En magnifiant le Vodoun, est-ce un culte que vous valorisez ou une identité que vous défendez (ou les deux) ?

Le culte vodoun n’a besoin d’aucun Homme pour le défendre, il était, il est, et il sera. Il est l’énergie qui continuera de se moquer du temps, de l’espace et des frontières. La culture Vodoun par contre a toujours été victime d’une guerre de l’image et de la communication depuis l’arrivée de la première soutane et du premier coran en Afrique.
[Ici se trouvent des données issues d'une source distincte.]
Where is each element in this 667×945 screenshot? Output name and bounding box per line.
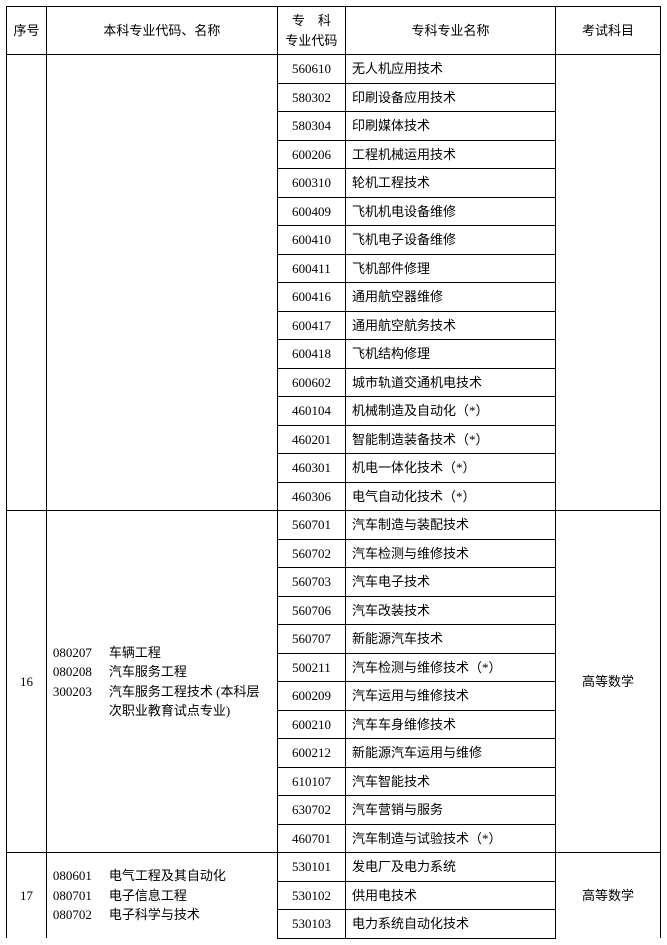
- zk-code-cell: 560706: [277, 596, 345, 625]
- header-bk: 本科专业代码、名称: [46, 7, 277, 55]
- bk-cell: 080207车辆工程080208汽车服务工程300203汽车服务工程技术 (本科…: [46, 511, 277, 853]
- zk-code-cell: 460306: [277, 482, 345, 511]
- bk-cell: 080601电气工程及其自动化080701电子信息工程080702电子科学与技术: [46, 853, 277, 939]
- zk-code-cell: 560707: [277, 625, 345, 654]
- zk-name-cell: 汽车制造与试验技术（*）: [346, 824, 556, 853]
- zk-code-cell: 560701: [277, 511, 345, 540]
- zk-code-cell: 560703: [277, 568, 345, 597]
- zk-name-cell: 汽车制造与装配技术: [346, 511, 556, 540]
- zk-name-cell: 汽车改装技术: [346, 596, 556, 625]
- zk-code-cell: 460104: [277, 397, 345, 426]
- zk-name-cell: 飞机结构修理: [346, 340, 556, 369]
- zk-name-cell: 新能源汽车技术: [346, 625, 556, 654]
- zk-code-cell: 600418: [277, 340, 345, 369]
- zk-name-cell: 印刷媒体技术: [346, 112, 556, 141]
- zk-code-cell: 460301: [277, 454, 345, 483]
- table-row: 16080207车辆工程080208汽车服务工程300203汽车服务工程技术 (…: [7, 511, 661, 540]
- zk-name-cell: 发电厂及电力系统: [346, 853, 556, 882]
- zk-code-cell: 560702: [277, 539, 345, 568]
- zk-code-cell: 600417: [277, 311, 345, 340]
- exam-cell: 高等数学: [555, 853, 660, 939]
- zk-name-cell: 飞机部件修理: [346, 254, 556, 283]
- zk-code-cell: 560610: [277, 55, 345, 84]
- table-row: 17080601电气工程及其自动化080701电子信息工程080702电子科学与…: [7, 853, 661, 882]
- header-zk-code: 专 科 专业代码: [277, 7, 345, 55]
- zk-code-cell: 530101: [277, 853, 345, 882]
- zk-name-cell: 机械制造及自动化（*）: [346, 397, 556, 426]
- zk-name-cell: 智能制造装备技术（*）: [346, 425, 556, 454]
- zk-name-cell: 轮机工程技术: [346, 169, 556, 198]
- zk-code-cell: 580302: [277, 83, 345, 112]
- seq-cell: 16: [7, 511, 47, 853]
- zk-code-cell: 600206: [277, 140, 345, 169]
- zk-code-cell: 500211: [277, 653, 345, 682]
- zk-name-cell: 新能源汽车运用与维修: [346, 739, 556, 768]
- zk-code-cell: 530102: [277, 881, 345, 910]
- table-header-row: 序号 本科专业代码、名称 专 科 专业代码 专科专业名称 考试科目: [7, 7, 661, 55]
- zk-name-cell: 电气自动化技术（*）: [346, 482, 556, 511]
- zk-name-cell: 汽车电子技术: [346, 568, 556, 597]
- zk-code-cell: 600310: [277, 169, 345, 198]
- zk-code-cell: 600602: [277, 368, 345, 397]
- zk-code-cell: 610107: [277, 767, 345, 796]
- zk-name-cell: 汽车营销与服务: [346, 796, 556, 825]
- seq-cell: 17: [7, 853, 47, 939]
- zk-name-cell: 城市轨道交通机电技术: [346, 368, 556, 397]
- table-body: 560610无人机应用技术580302印刷设备应用技术580304印刷媒体技术6…: [7, 55, 661, 939]
- header-zk-name: 专科专业名称: [346, 7, 556, 55]
- zk-code-cell: 600212: [277, 739, 345, 768]
- zk-name-cell: 工程机械运用技术: [346, 140, 556, 169]
- bk-cell: [46, 55, 277, 511]
- zk-name-cell: 电力系统自动化技术: [346, 910, 556, 939]
- seq-cell: [7, 55, 47, 511]
- zk-name-cell: 汽车智能技术: [346, 767, 556, 796]
- zk-name-cell: 汽车车身维修技术: [346, 710, 556, 739]
- zk-code-cell: 600209: [277, 682, 345, 711]
- zk-name-cell: 飞机电子设备维修: [346, 226, 556, 255]
- zk-name-cell: 无人机应用技术: [346, 55, 556, 84]
- exam-cell: [555, 55, 660, 511]
- zk-name-cell: 飞机机电设备维修: [346, 197, 556, 226]
- zk-name-cell: 通用航空器维修: [346, 283, 556, 312]
- zk-code-cell: 600411: [277, 254, 345, 283]
- zk-code-cell: 630702: [277, 796, 345, 825]
- table-row: 560610无人机应用技术: [7, 55, 661, 84]
- zk-code-cell: 460201: [277, 425, 345, 454]
- zk-name-cell: 汽车运用与维修技术: [346, 682, 556, 711]
- zk-name-cell: 汽车检测与维修技术（*）: [346, 653, 556, 682]
- zk-code-cell: 600210: [277, 710, 345, 739]
- header-seq: 序号: [7, 7, 47, 55]
- zk-name-cell: 汽车检测与维修技术: [346, 539, 556, 568]
- exam-cell: 高等数学: [555, 511, 660, 853]
- zk-code-cell: 530103: [277, 910, 345, 939]
- zk-code-cell: 600416: [277, 283, 345, 312]
- zk-name-cell: 供用电技术: [346, 881, 556, 910]
- major-mapping-table: 序号 本科专业代码、名称 专 科 专业代码 专科专业名称 考试科目 560610…: [6, 6, 661, 939]
- zk-code-cell: 460701: [277, 824, 345, 853]
- zk-code-cell: 600409: [277, 197, 345, 226]
- zk-code-cell: 580304: [277, 112, 345, 141]
- header-exam: 考试科目: [555, 7, 660, 55]
- zk-code-cell: 600410: [277, 226, 345, 255]
- zk-name-cell: 印刷设备应用技术: [346, 83, 556, 112]
- zk-name-cell: 机电一体化技术（*）: [346, 454, 556, 483]
- zk-name-cell: 通用航空航务技术: [346, 311, 556, 340]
Il est temps de mettre fin à cette guerre de l’image qui fait qu’aujourd’hui, d’aucuns pensent à tort que le Vodoun est synonyme de sorcellerie, d’obscurantisme et de la magie en le réduisant à la poupée. C’est à cette urgente nécessité que mon Slam Voodoo tente de répondre à travers les Festivals, les conférences, les projets et mon album en cours d’enregistrement.

Vos textes sont-ils bien accueillis dans ce contexte où nombre de béninois rejettent leur propre réalité?
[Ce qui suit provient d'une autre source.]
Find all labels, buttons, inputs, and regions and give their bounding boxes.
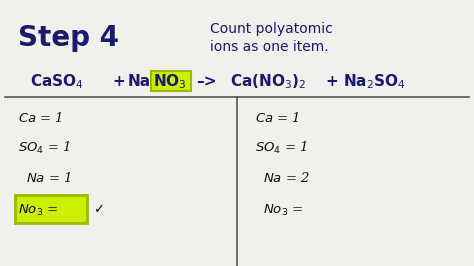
Text: $\it{Ca}$ = 1: $\it{Ca}$ = 1 — [18, 111, 63, 125]
Text: $\it{Na}$ = 1: $\it{Na}$ = 1 — [26, 171, 72, 185]
Text: $\it{Ca}$ = 1: $\it{Ca}$ = 1 — [255, 111, 300, 125]
Text: Step 4: Step 4 — [18, 24, 119, 52]
Text: Na: Na — [128, 74, 151, 89]
FancyBboxPatch shape — [15, 195, 87, 223]
Text: NO$_3$: NO$_3$ — [153, 73, 187, 91]
Text: ions as one item.: ions as one item. — [210, 40, 328, 54]
Text: Count polyatomic: Count polyatomic — [210, 22, 333, 36]
Text: $\it{Na}$ = 2: $\it{Na}$ = 2 — [263, 171, 310, 185]
Text: Ca(NO$_3$)$_2$: Ca(NO$_3$)$_2$ — [230, 73, 306, 91]
Text: Na$_2$SO$_4$: Na$_2$SO$_4$ — [343, 73, 406, 91]
Text: $\it{SO_4}$ = 1: $\it{SO_4}$ = 1 — [18, 140, 71, 156]
FancyBboxPatch shape — [151, 71, 191, 91]
Text: +: + — [112, 74, 125, 89]
Text: $\it{No_3}$ =: $\it{No_3}$ = — [18, 202, 58, 218]
Text: ✓: ✓ — [93, 203, 104, 217]
Text: CaSO$_4$: CaSO$_4$ — [30, 73, 84, 91]
Text: $\it{SO_4}$ = 1: $\it{SO_4}$ = 1 — [255, 140, 308, 156]
Text: –>: –> — [196, 74, 217, 89]
Text: +: + — [325, 74, 338, 89]
Text: $\it{No_3}$ =: $\it{No_3}$ = — [263, 202, 303, 218]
Il est vrai qu’après quatre siècles d’esclavage et un siècle de colonisation, l’Africain en général et le Béninois en particulier vit dans le reniement de ses origines, le déni de sa grandeur ; il n’en demeure pas moins vrai que le Vodun étant le sang dans nos veines, les Béninois accueillent généralement bien mes textes écrits en langues Fon, Mina et Français à l’encre de la sagesse du Fa et de l’énergie Vodun.

En public beaucoup me stigmatisent mais me soutiennent à l’abri de tous regards. Nous vivons dans une hypocrisie collective. Nombreux sont ceux qui ont essayé de me bloquer dans les médias, au cours des programmations de certains évènements, dans le seul but d’étouffer mon message qui dérange le modèle économique qui va avec les religions du livre. Et pourtant, si ma démarche artistique devait avoir une ambition ce serait celle qui invite le chrétien, le musulman, le vodouisant à une compréhension mutuelle afin de faire du Bénin une nation, condition sine qua non pour construire le Bénin de nos vœux, l’Afrique de nos espoirs.
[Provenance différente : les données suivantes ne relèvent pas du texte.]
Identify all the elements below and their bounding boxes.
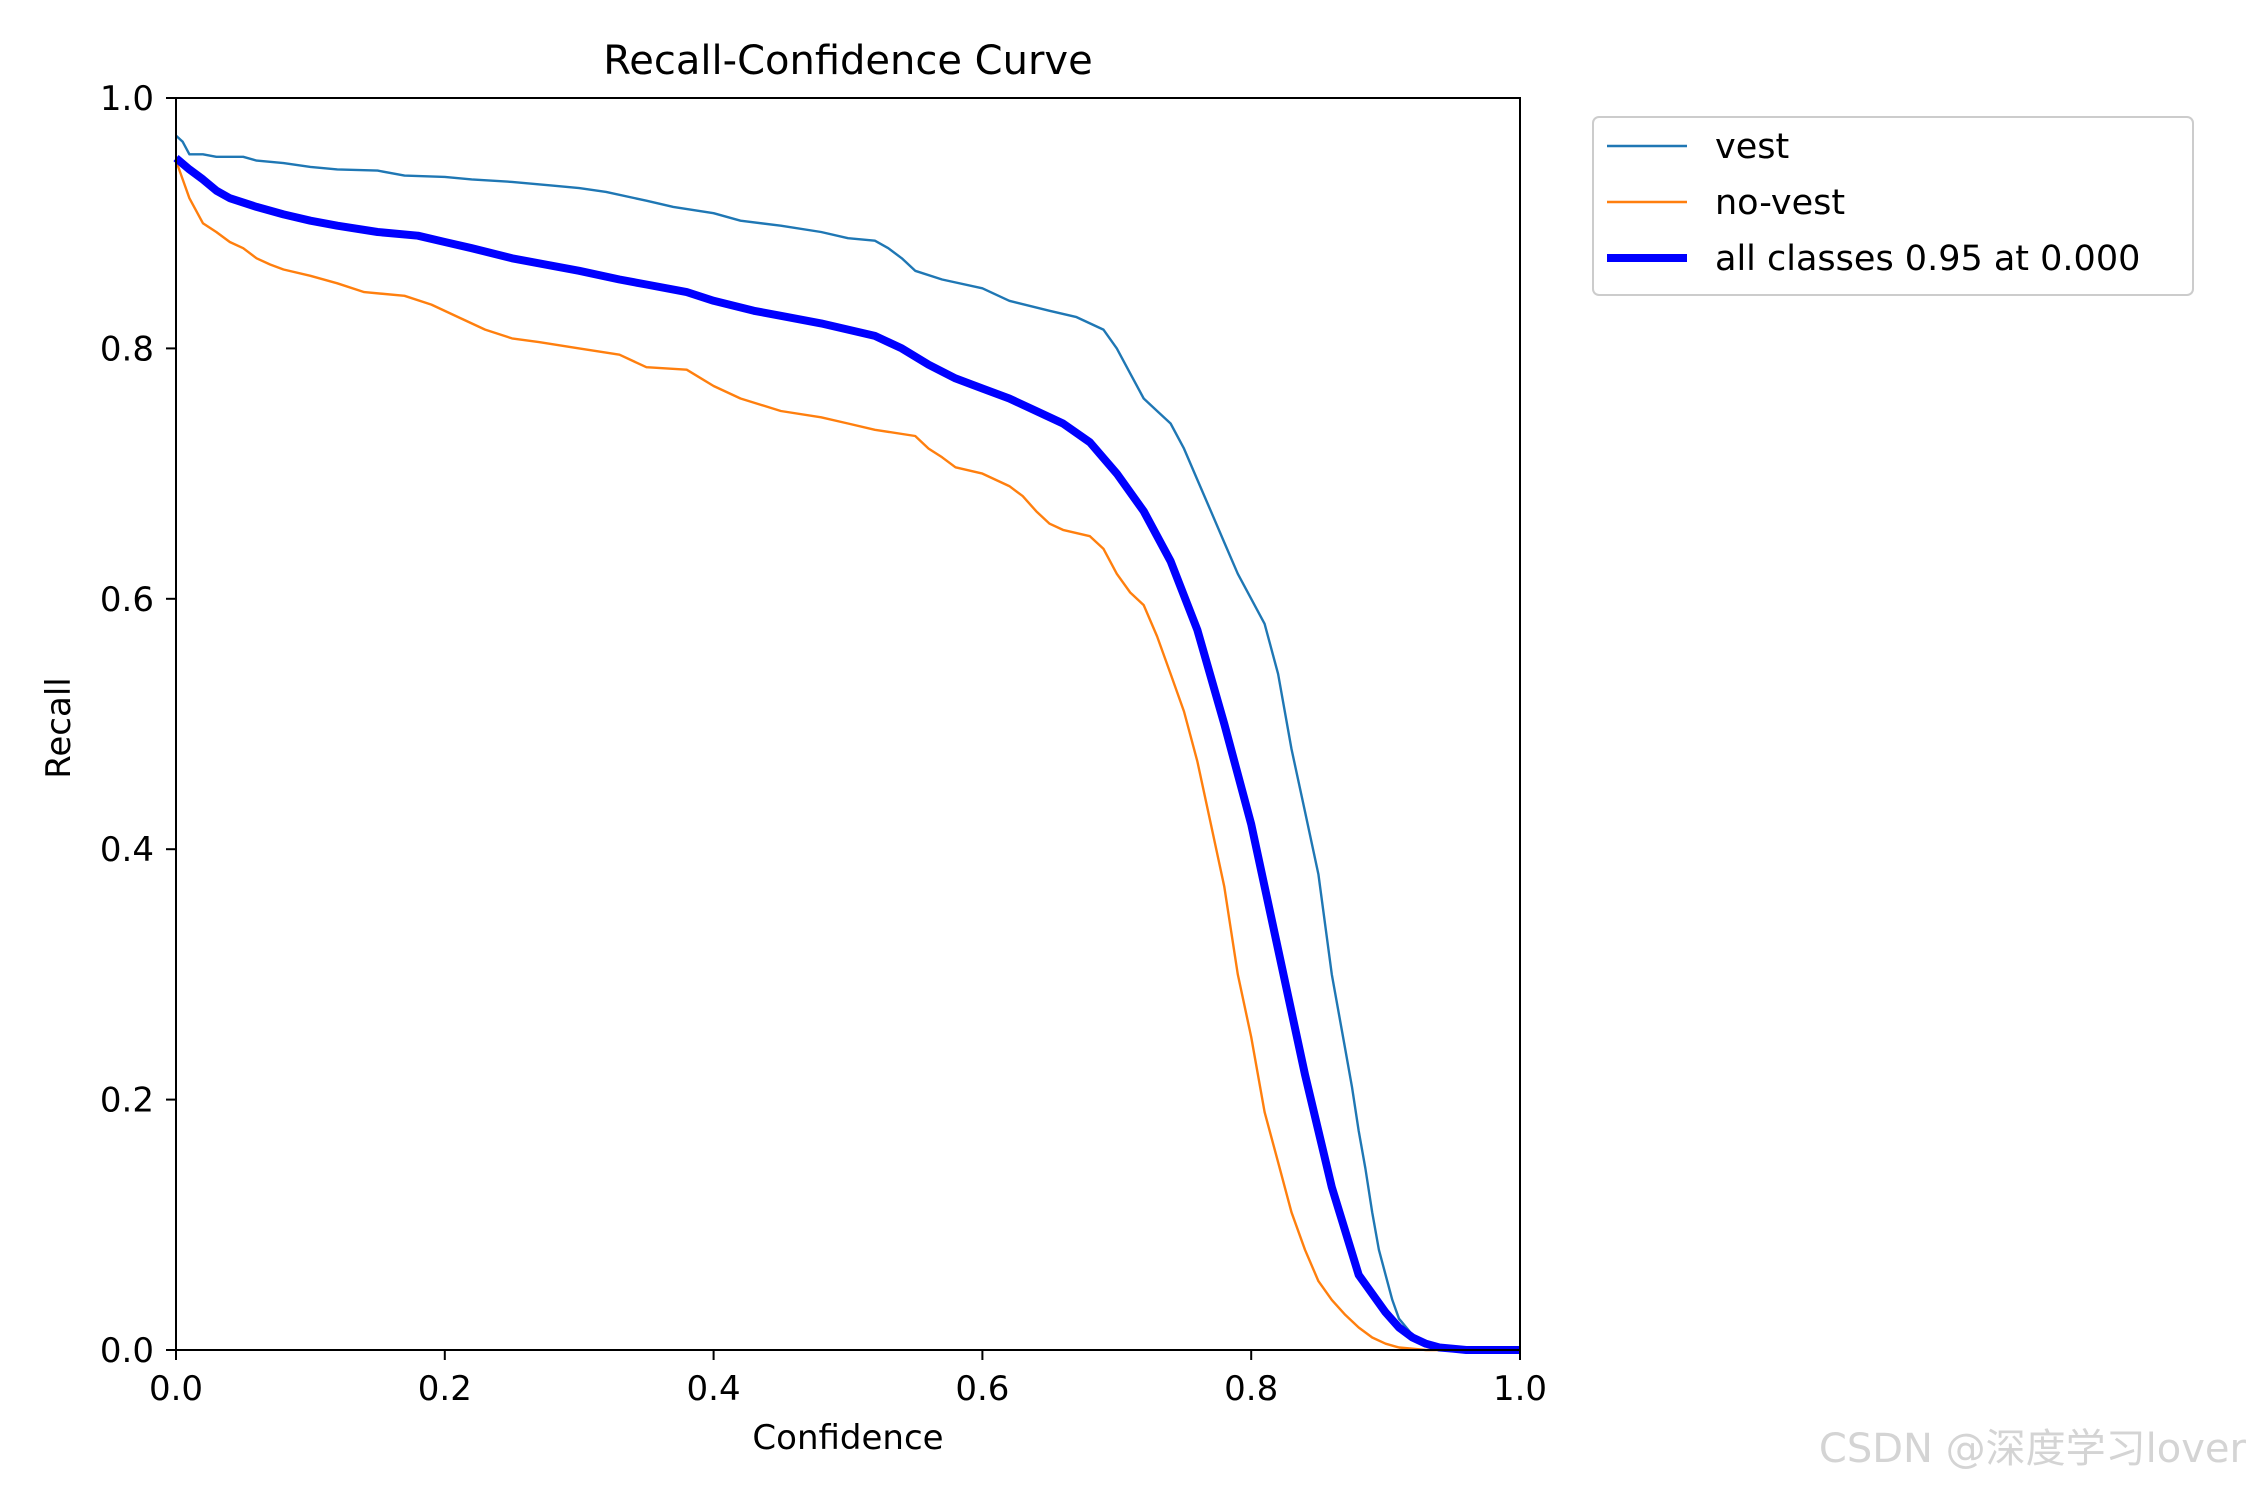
x-tick-label: 0.6 — [955, 1369, 1009, 1409]
axes: 0.0 0.2 0.4 0.6 0.8 1.0 0.0 0.2 0.4 0.6 0.8 1.0 — [100, 79, 1547, 1409]
legend-box — [1592, 116, 2194, 296]
y-tick-label: 0.6 — [100, 580, 154, 620]
chart-title: Recall-Confidence Curve — [603, 38, 1092, 84]
legend-label: no-vest — [1715, 183, 1845, 223]
legend-label: vest — [1715, 127, 1789, 167]
x-tick-label: 0.0 — [149, 1369, 203, 1409]
x-tick-label: 0.8 — [1224, 1369, 1278, 1409]
y-tick-label: 0.2 — [100, 1081, 154, 1121]
y-axis-title: Recall — [39, 677, 79, 778]
legend: vest no-vest all classes 0.95 at 0.000 — [1592, 116, 2194, 296]
watermark-text: CSDN @深度学习lover — [1818, 1426, 2246, 1472]
series-line-no-vest — [174, 160, 1453, 1352]
plot-area — [173, 134, 1520, 1354]
series-line-all-classes-0-95-at-0-000 — [173, 155, 1520, 1354]
y-tick-label: 0.4 — [100, 830, 154, 870]
x-axis-title: Confidence — [752, 1418, 943, 1458]
x-tick-label: 1.0 — [1493, 1369, 1547, 1409]
legend-label: all classes 0.95 at 0.000 — [1715, 239, 2140, 279]
series-line-vest — [175, 134, 1520, 1352]
y-tick-label: 1.0 — [100, 79, 154, 119]
x-tick-label: 0.2 — [418, 1369, 472, 1409]
y-tick-label: 0.8 — [100, 329, 154, 369]
x-tick-label: 0.4 — [687, 1369, 741, 1409]
y-tick-label: 0.0 — [100, 1331, 154, 1371]
plot-frame — [175, 97, 1521, 1351]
Votre première prestation, vos beaux souvenirs, des prix gagnés grâce au slam, etc.

L’un des plus beaux souvenirs que j’ai eus sur le chemin du slam, c’est ma première véritable prestation le 13 mars 2013 à la finale du Bénin Slam. Venu avec 5 amis pour me soutenir, je suis parti de là avec la sensation d’avoir conquis tout le Bénin, tellement le public m’a porté, je ne cesserai jamais de remercier tous ceux qui ont fait de ce moment un instant privilégié. En dehors du Bénin où j’ai eu la chance d’avoir participé à plusieurs grands événements comme par exemple la campagne Tolérance Zéro au Mariage des enfants organisée par l’Unicef, la tournée dans les prisons du projet Carit’art, j’ai eu la grâce de porter le Slam Voodoo à l’international avec pour moment inoubliable, ma participation à la saison 2 de l’émission panafricaine « l’Afrique à un incroyable talent ». Comme distinction, je puis m’autoriser à citer, le prix de la révélation Slam du Bénin en 2013, la coupe du mot de Slam en 2015, le prix du meilleur ambassadeur du Slam béninois en 2017 et le titre de premier slameur du Bénin selon Littér’acteur Mag en 2017.

Marié, ou cœur à prendre ? Plat préféré…

Sourire. A la complice de mes instants de doutes, d’épreuves, de victoires et de joies ; celle avec qui j’aime préparer mon plat de Dakoin préféré ; je n’ai pas encore juré fidélité devant les Hommes, Dieu et les mânes immuables de nos ancêtres.